There is no lack of interest in the subject among trainees, but there is a lack of jobs for them when they have qualified. We shall continue to put the case for creating new posts and shall seek to forge links with other clinical medical specialities and primary health care, to ensure that when earmarked clinical pharmacology posts do not exist, those with training in CPT can find jobs in other specialties, of which cardiology and geriatrics are currently the most popular among our trainees, so that clinical pharmacology expertise can be further spread through the medical community.
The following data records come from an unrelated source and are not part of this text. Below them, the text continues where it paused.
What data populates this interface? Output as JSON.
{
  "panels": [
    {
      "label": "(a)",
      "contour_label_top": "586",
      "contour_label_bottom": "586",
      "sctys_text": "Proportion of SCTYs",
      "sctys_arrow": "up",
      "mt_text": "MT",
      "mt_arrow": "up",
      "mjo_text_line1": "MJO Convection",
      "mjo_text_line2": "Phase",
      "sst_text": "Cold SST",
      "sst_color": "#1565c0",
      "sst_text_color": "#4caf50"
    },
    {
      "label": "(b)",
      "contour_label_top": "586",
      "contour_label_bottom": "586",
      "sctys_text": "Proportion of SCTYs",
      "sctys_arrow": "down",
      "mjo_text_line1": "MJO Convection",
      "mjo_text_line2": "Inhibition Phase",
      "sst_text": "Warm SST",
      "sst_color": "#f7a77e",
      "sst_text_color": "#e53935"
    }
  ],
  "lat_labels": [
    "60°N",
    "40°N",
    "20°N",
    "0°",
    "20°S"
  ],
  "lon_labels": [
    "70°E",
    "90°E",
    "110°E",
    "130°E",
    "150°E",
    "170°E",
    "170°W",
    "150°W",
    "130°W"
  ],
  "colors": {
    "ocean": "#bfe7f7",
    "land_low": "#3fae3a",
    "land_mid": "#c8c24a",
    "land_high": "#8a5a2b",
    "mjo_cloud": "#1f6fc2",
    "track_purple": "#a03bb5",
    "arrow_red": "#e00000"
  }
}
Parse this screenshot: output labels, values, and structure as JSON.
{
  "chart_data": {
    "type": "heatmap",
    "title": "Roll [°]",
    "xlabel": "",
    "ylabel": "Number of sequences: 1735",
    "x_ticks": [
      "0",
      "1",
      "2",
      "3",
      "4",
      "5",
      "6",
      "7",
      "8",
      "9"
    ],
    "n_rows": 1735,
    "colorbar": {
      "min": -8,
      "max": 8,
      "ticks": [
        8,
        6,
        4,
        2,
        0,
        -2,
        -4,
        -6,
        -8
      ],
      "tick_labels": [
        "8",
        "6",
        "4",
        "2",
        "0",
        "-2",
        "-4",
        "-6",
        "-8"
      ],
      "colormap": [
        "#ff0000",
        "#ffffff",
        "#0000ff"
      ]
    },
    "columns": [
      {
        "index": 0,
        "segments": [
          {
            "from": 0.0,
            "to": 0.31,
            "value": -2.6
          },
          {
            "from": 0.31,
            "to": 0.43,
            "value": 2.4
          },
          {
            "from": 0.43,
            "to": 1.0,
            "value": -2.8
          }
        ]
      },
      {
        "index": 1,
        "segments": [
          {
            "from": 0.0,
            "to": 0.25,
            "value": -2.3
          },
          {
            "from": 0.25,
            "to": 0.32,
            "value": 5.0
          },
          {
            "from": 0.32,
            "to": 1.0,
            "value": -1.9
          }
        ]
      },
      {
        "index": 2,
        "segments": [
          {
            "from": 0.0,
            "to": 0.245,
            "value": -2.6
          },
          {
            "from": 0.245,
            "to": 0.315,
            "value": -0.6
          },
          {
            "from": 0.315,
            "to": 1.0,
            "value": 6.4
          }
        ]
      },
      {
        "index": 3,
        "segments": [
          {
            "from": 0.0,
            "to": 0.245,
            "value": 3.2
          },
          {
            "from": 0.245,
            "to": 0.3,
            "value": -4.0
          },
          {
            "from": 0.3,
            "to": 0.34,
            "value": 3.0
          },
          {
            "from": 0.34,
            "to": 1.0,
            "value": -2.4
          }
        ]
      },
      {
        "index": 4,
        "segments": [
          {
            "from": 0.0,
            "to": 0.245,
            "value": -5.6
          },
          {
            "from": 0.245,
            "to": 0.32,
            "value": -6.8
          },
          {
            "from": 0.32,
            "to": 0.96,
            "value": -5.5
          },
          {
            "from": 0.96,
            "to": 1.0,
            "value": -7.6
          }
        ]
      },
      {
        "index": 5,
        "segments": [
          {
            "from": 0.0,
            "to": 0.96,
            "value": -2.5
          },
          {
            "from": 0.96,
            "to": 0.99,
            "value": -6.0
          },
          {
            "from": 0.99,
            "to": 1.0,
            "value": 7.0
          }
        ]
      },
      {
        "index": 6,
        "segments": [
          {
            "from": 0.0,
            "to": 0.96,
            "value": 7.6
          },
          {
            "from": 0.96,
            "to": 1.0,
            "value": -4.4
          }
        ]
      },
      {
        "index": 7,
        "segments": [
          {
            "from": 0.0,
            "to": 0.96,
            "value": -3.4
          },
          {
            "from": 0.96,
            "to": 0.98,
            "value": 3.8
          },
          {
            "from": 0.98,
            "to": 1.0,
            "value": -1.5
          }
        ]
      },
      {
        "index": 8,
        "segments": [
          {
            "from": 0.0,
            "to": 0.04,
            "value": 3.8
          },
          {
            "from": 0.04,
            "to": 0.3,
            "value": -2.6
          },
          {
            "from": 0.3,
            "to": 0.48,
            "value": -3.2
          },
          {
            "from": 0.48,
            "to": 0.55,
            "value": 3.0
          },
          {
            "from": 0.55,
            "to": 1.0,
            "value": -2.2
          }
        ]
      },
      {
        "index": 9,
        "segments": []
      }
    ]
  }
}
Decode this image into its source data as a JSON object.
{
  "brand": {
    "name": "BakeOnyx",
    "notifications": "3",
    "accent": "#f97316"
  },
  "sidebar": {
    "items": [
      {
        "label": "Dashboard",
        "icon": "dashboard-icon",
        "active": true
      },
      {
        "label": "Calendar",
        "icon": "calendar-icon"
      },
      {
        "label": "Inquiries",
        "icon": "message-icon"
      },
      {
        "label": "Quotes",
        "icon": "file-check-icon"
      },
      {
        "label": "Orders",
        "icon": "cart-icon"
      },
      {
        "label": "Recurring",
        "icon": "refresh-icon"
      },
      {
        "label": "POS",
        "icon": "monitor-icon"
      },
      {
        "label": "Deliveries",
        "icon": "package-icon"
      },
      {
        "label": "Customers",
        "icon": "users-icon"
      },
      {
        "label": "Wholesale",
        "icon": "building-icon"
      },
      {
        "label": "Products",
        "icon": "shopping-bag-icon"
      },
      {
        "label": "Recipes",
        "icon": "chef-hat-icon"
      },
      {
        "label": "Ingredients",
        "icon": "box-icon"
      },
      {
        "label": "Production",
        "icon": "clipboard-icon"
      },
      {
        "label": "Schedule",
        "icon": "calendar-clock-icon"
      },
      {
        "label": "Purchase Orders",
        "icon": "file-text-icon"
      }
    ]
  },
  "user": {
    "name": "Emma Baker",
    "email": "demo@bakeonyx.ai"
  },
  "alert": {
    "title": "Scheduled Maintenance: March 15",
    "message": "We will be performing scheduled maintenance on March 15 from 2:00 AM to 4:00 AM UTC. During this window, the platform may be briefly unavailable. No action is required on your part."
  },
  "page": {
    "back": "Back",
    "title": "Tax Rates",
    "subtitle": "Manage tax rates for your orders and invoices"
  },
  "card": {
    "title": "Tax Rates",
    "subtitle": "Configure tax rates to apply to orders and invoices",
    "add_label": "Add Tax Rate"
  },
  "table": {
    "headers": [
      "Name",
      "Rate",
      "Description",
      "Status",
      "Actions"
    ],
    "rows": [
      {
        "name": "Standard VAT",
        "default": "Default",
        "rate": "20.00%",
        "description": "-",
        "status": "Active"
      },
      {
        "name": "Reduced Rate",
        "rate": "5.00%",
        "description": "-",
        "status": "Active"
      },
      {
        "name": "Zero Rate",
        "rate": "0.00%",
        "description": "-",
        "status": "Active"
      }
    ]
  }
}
Creating portfolio jobs may be a way of doing this. Discussions with other learned societies will be important: it has been rightly said that every physician should also be a clinical pharmacologist [38].
Envoi
The British Pharmacological Society aims, among other things, to be the leading society for the presentation, promotion and discussion of all matters relating to both pharmacology and CPT, and to provide advice on standards of teaching and practice to policy makers. The Society has striven to fulfil these aims during the last 4 years, with marked success, and I am confident that the pace of change will be maintained in the next few years.